The Court of Appeal also endorsed four factors which it concluded might provide a “useful tool” in considering such this issue in future:
- the numbers in the group whose interests the disclosure served –the higher the number, the greater the likelihood of a public interest arising;
- the nature of the interests affected and the extent to which they are affected by the wrongdoing disclosed – a disclosure of wrongdoing directly affecting a very important interest is more likely to be in the public interest than a disclosure of trivial wrongdoing affecting the same number of people, and all the more so if the effect is marginal or indirect;
- the nature of the wrongdoing disclosed – disclosure of deliberate wrongdoing is more likely to be in the public interest than the disclosure of inadvertent wrongdoing affecting the same number of people;
- the identity of the alleged wrongdoer – "the larger or more prominent the wrongdoer (in terms of the size of its relevant community, i.e. staff, suppliers and clients), the more obviously should a disclosure about its activities engage the public interest".

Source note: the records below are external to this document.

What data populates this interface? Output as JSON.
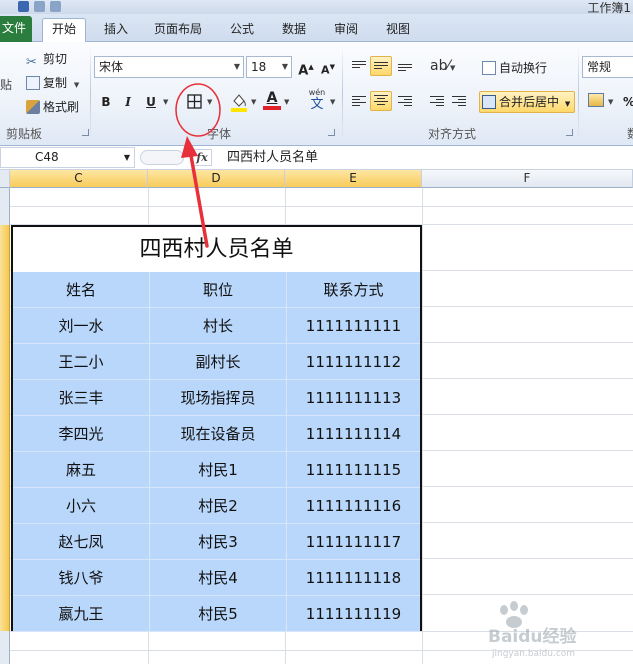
{
  "window": {
    "workbook_title": "工作簿1"
  },
  "tabs": [
    {
      "label": "文件",
      "active": false
    },
    {
      "label": "开始",
      "active": true
    },
    {
      "label": "插入",
      "active": false
    },
    {
      "label": "页面布局",
      "active": false
    },
    {
      "label": "公式",
      "active": false
    },
    {
      "label": "数据",
      "active": false
    },
    {
      "label": "审阅",
      "active": false
    },
    {
      "label": "视图",
      "active": false
    }
  ],
  "clipboard": {
    "paste_label": "贴",
    "cut": "剪切",
    "copy": "复制",
    "format_painter": "格式刷",
    "group_label": "剪贴板"
  },
  "font": {
    "font_name": "宋体",
    "font_size": "18",
    "bold": "B",
    "italic": "I",
    "underline": "U",
    "grow": "A",
    "shrink": "A",
    "font_color_letter": "A",
    "phonetic": "wén",
    "phonetic_char": "文",
    "group_label": "字体",
    "group_label_prefix": "字"
  },
  "alignment": {
    "wrap_text": "自动换行",
    "merge_center": "合并后居中",
    "group_label": "对齐方式"
  },
  "number": {
    "format": "常规",
    "percent": "%",
    "group_label_partial": "数"
  },
  "formula_bar": {
    "name_box": "C48",
    "fx": "fx",
    "content": "四西村人员名单"
  },
  "columns": [
    "C",
    "D",
    "E",
    "F"
  ],
  "sheet": {
    "title": "四西村人员名单",
    "headers": [
      "姓名",
      "职位",
      "联系方式"
    ],
    "rows": [
      [
        "刘一水",
        "村长",
        "1111111111"
      ],
      [
        "王二小",
        "副村长",
        "1111111112"
      ],
      [
        "张三丰",
        "现场指挥员",
        "1111111113"
      ],
      [
        "李四光",
        "现在设备员",
        "1111111114"
      ],
      [
        "麻五",
        "村民1",
        "1111111115"
      ],
      [
        "小六",
        "村民2",
        "1111111116"
      ],
      [
        "赵七凤",
        "村民3",
        "1111111117"
      ],
      [
        "钱八爷",
        "村民4",
        "1111111118"
      ],
      [
        "嬴九王",
        "村民5",
        "1111111119"
      ]
    ]
  },
  "watermark": {
    "text": "Baidu经验",
    "sub": "jingyan.baidu.com"
  },
  "colors": {
    "file_tab": "#2a7d3c",
    "table_fill": "#b9d7fb",
    "annotation": "#e8303a",
    "highlight": "#ffd86a"
  }
}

Although the aim of the 2013 changes was to prevent perceived opportunistic use of breaches of an individual's contract of a personal nature, it was not their intention (nor would it have been appropriate) for the provisions to operate to exclude such breaches where they also raise issues of public interest. The Court of Appeal decision now provides important insight into how courts –and therefore employers – need to approach the issue of “public interest” in future. Even so, going forwards, this is unlikely to prove a straight forward exercise for employers. Employers should review carefully the nature and potential impact of an alleged disclosure and the likelihood of a discloser demonstrating a reasonable belief in its veracity and wider implications before concluding that it is purely personal in nature and that the individual falls outside whistleblowing protection.